Let’s assume most users won’t move to agents platforms anytime soon, and will rely on the normal chat apps.
Does OpenAI intend for chats to be long and ongoing, with users returning to the same chat? That is when pinning/ fav’ing a chat comes in. The problem with this approach is that foundational models perform worse as chats become longer. The context window increase. The models forget. And instead of blaming the increase in context size, a normal person will probably blame chat GPT itself and say that it is not good enough.
Even the cost of serving the user, the inference cost, becomes higher with the increase in the number of input tokens. Every additional token requires more computation. WhatsApp chats, Slack channels get pinned because users want an easier way to access them and continue the chat. Here you probably don’t want to continue the chat.
How would you fix that? For a long time, I have wondered what is the best UX for when it comes to get users to move to a new chat when you are working on coding projects on Claude.
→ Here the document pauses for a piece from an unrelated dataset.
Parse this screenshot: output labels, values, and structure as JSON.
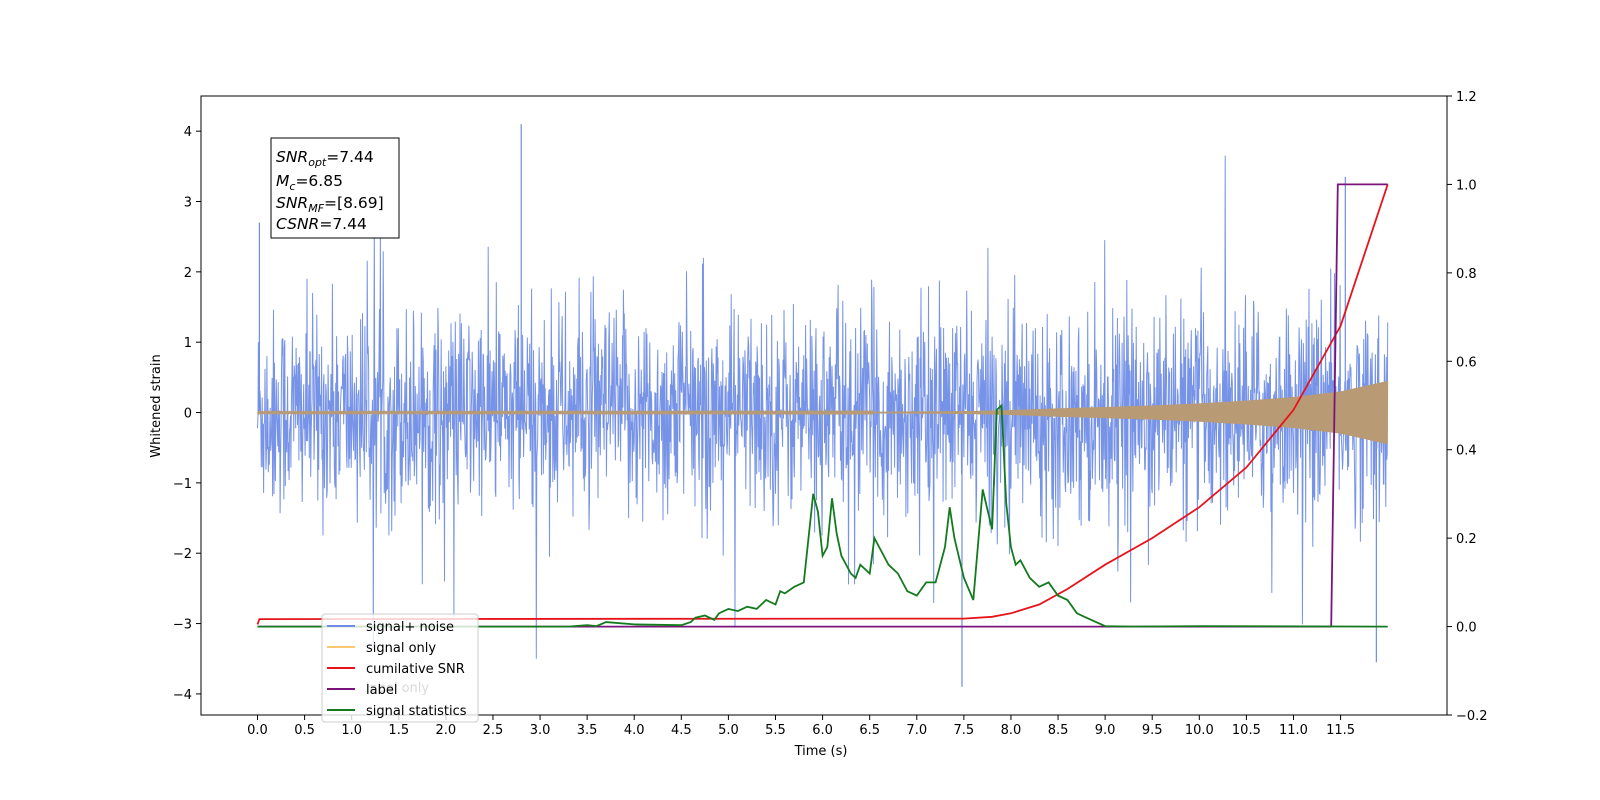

With Claude projects you can share more context, you can upload files, and the model performs better when you have provided additional context.
However, the challenge is that after a while, Claude repeatedly prompts you to start a new chat.
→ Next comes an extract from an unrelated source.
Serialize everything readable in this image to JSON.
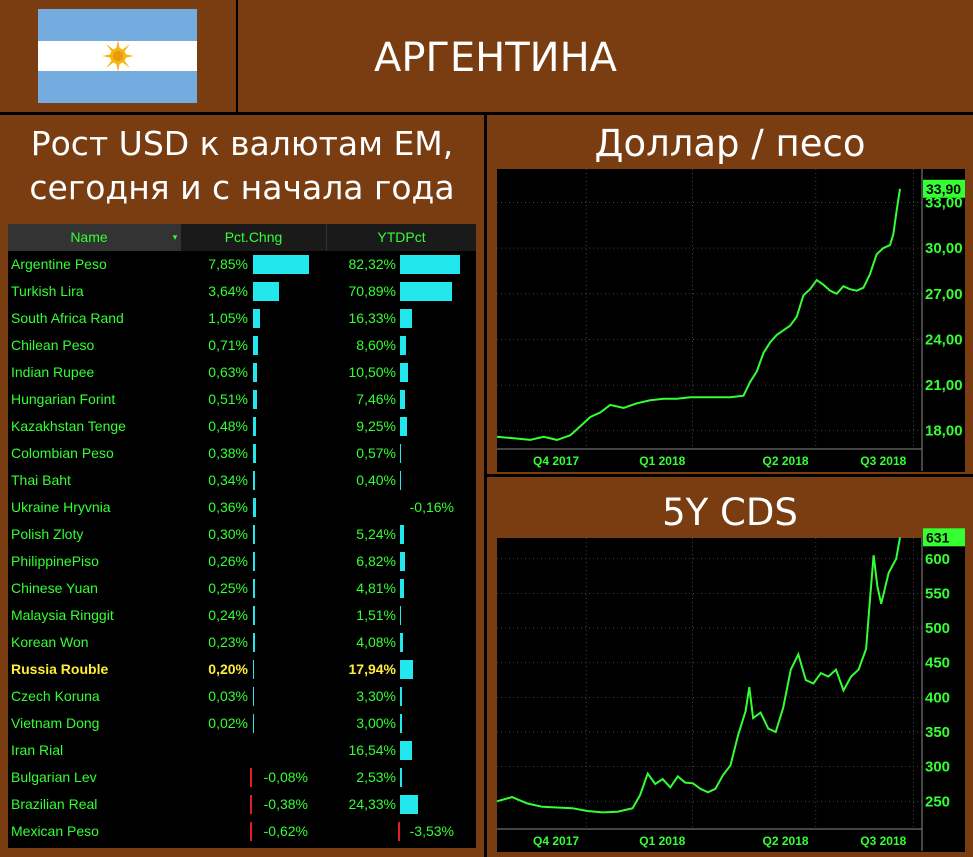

Currently, people have figured out solutions, such as asking the model itself to explain and give a summary of the current chat window, and then copy-pasting the summary as context for the new chat they have to start. But it is time-consuming. And not intuitive enough. People might not write the right prompt to summarise the chat, and we know how much the model can fail to accurately summarise a previous discussion. Therefore, the question is, where do you build a summarizer? How do you improve this workflow?
Ideally, in a good workflow, the solution to fix the model’s decreased performance as the chat window grows should be require input from the user. If I am working on a coding project I would probably want that chat window to continue. It is not easy to go through past chats. It is not fun to leave midway and start a new chat. Have multiple chat windows for the same project. Yes, you can break down your work. Create smaller tasks. Have a chat open for each task. Move to a new chat for the next chat. But again it is sub optimal. I don’t want Claude to repeatedly prompt me to start a new chat. How can we have a single view? Each chat has a unique identifier (chat ID), and when you start a new chat, it’s treated as a completely new session, with context limited to that specific conversation—not your entire chat history for that project. But what if there were a middle layer to manage this transition more seamlessly?
It will be an automatic summarisation layer.
Imagine a system where users can continue working within a single long-form chat, but behind the scenes, the conversation is periodically summarised and stored. Rather than opening a new chat when Claude suggests starting fresh, the system could generate a summary, start a new chat in the background with a new chat ID, append the summary, and pass that condensed context forward. This way, the model retains relevant information without overwhelming its context window, and users don’t have to worry about managing multiple chat sessions.
This approach could significantly improve the user experience—keeping conversations fluid while ensuring model performance remains stable.
While this is a high-level idea, it would be interesting to see how Claude and OpenAI are thinking about solving this problem.